How can teaching hospitals give medical residents the opportunity to learn from their mistakes while also maintaining patient safety?

Research by Tal Katz-Navon, PhD, an organizational psychologist at the Interdisciplinary Center in Herzliya, Israel, and his colleagues sought to answer that in September's Journal of Applied Psychology (Vol. 94, No. 5).

“Errors are a natural by-product of active learning,” they said. “There is a dilemma between, on one hand, the residents' need to actively learn and explore, which is at the core of high-quality medicine and, on the other hand, the need to keep patients safe.”

In their study, the researchers identified three factors involved in this balance: freedom to experiment and try new techniques; priority of safety within the department; and managerial style of supervisors. They surveyed 123 resident physicians across a number of disciplines, asking them to what degree those three factors described their departments. The researchers compiled those combinations and three months later asked participating residents' supervisors about any medical errors the residents made.

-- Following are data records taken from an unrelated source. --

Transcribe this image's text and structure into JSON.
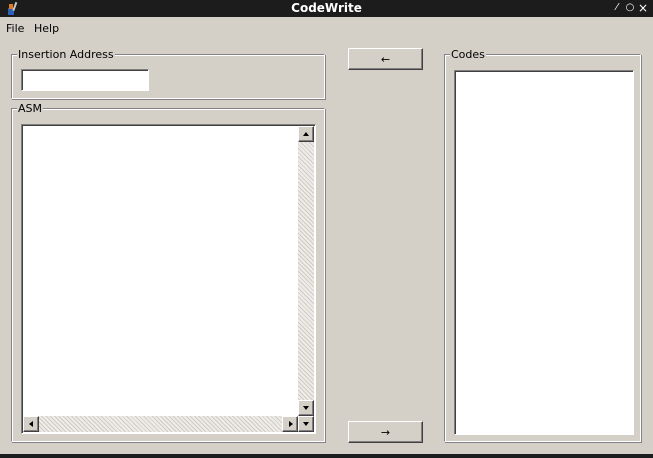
{
  "window": {
    "title": "CodeWrite",
    "controls": {
      "minimize": "⁄",
      "maximize": "○",
      "close": "×"
    }
  },
  "menu": {
    "items": [
      {
        "label": "File"
      },
      {
        "label": "Help"
      }
    ]
  },
  "insertion_address": {
    "legend": "Insertion Address",
    "value": "",
    "placeholder": ""
  },
  "asm": {
    "legend": "ASM",
    "content": ""
  },
  "codes": {
    "legend": "Codes",
    "content": ""
  },
  "buttons": {
    "left_arrow": "←",
    "right_arrow": "→"
  },
  "colors": {
    "window_bg": "#d4d0c8",
    "titlebar_bg": "#1c1c1c",
    "field_bg": "#ffffff"
  },
  "icons": [
    "app-icon",
    "minimize-icon",
    "maximize-icon",
    "close-icon",
    "scroll-up-icon",
    "scroll-down-icon",
    "scroll-left-icon",
    "scroll-right-icon"
  ]
}
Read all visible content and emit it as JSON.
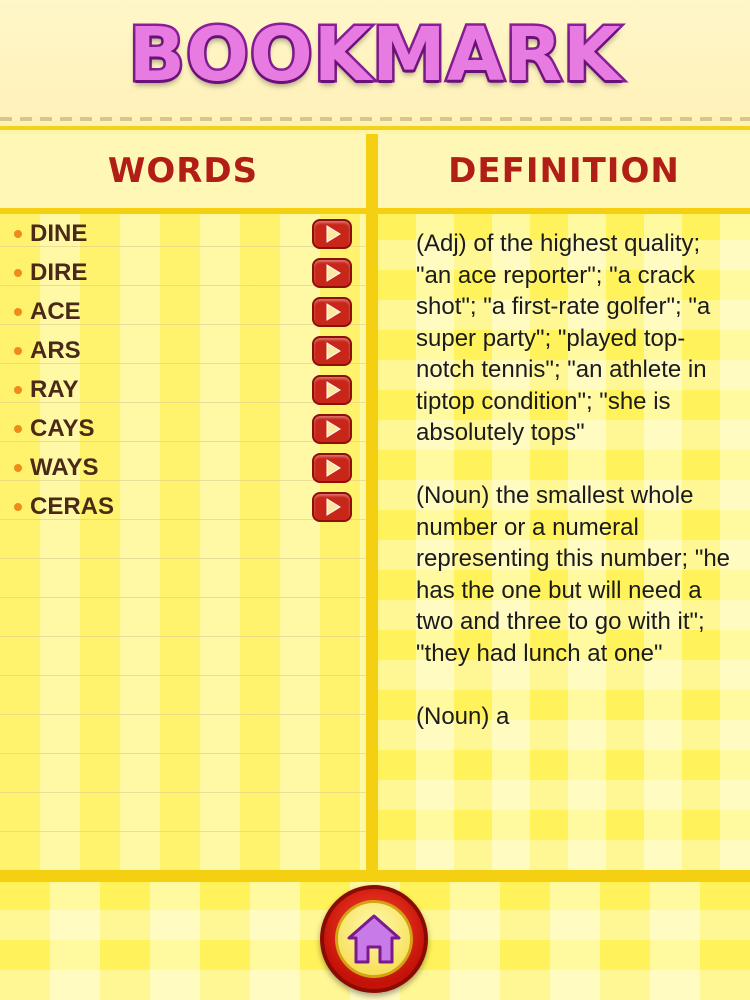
{
  "header": {
    "title": "BOOKMARK"
  },
  "columns": {
    "words_title": "WORDS",
    "definition_title": "DEFINITION"
  },
  "words": [
    {
      "label": "DINE"
    },
    {
      "label": "DIRE"
    },
    {
      "label": "ACE"
    },
    {
      "label": "ARS"
    },
    {
      "label": "RAY"
    },
    {
      "label": "CAYS"
    },
    {
      "label": "WAYS"
    },
    {
      "label": "CERAS"
    }
  ],
  "definition": {
    "text": "(Adj) of the highest quality; \"an ace reporter\"; \"a crack shot\"; \"a first-rate golfer\"; \"a super party\"; \"played top-notch tennis\"; \"an athlete in tiptop condition\"; \"she is absolutely tops\"\n\n(Noun) the smallest whole number or a numeral representing this number; \"he has the one but will need a two and three to go with it\"; \"they had lunch at one\"\n\n(Noun) a"
  },
  "icons": {
    "play": "play-icon",
    "home": "home-icon"
  },
  "colors": {
    "title_fill": "#e77be2",
    "title_stroke": "#8a1f9a",
    "header_text": "#b01e16",
    "word_text": "#4a2a17",
    "bullet": "#f08a1a",
    "play_button": "#c9261a",
    "home_button": "#c41208",
    "home_icon": "#c77ae8",
    "divider": "#f4cf12"
  }
}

For residents who reported being free to actively learn, the best combination for reducing medical errors was a moderate safety priority, combined with a high level of supervisor interaction. A high degree of active learning combined with a high priority on safety actually resulted in more medical errors, the researchers said, likely because those two competing priorities stretched resources thin.

To solve that problem, the researchers recommend that medical schools instill a high degree of managerial involvement: more supervision, rewards or punishments for consequences, and better identification and correction of safety problems. That, they say, helps balance the residents' need to be free to make mistakes.

The authors recommend that organizations, instead of directing lots of their resources toward promoting a climate of safety, stress the importance of managers' involvement in identifying and correcting the root causes of errors and hazardous conditions and incorporate that responsibility for reducing medical errors into their professional roles.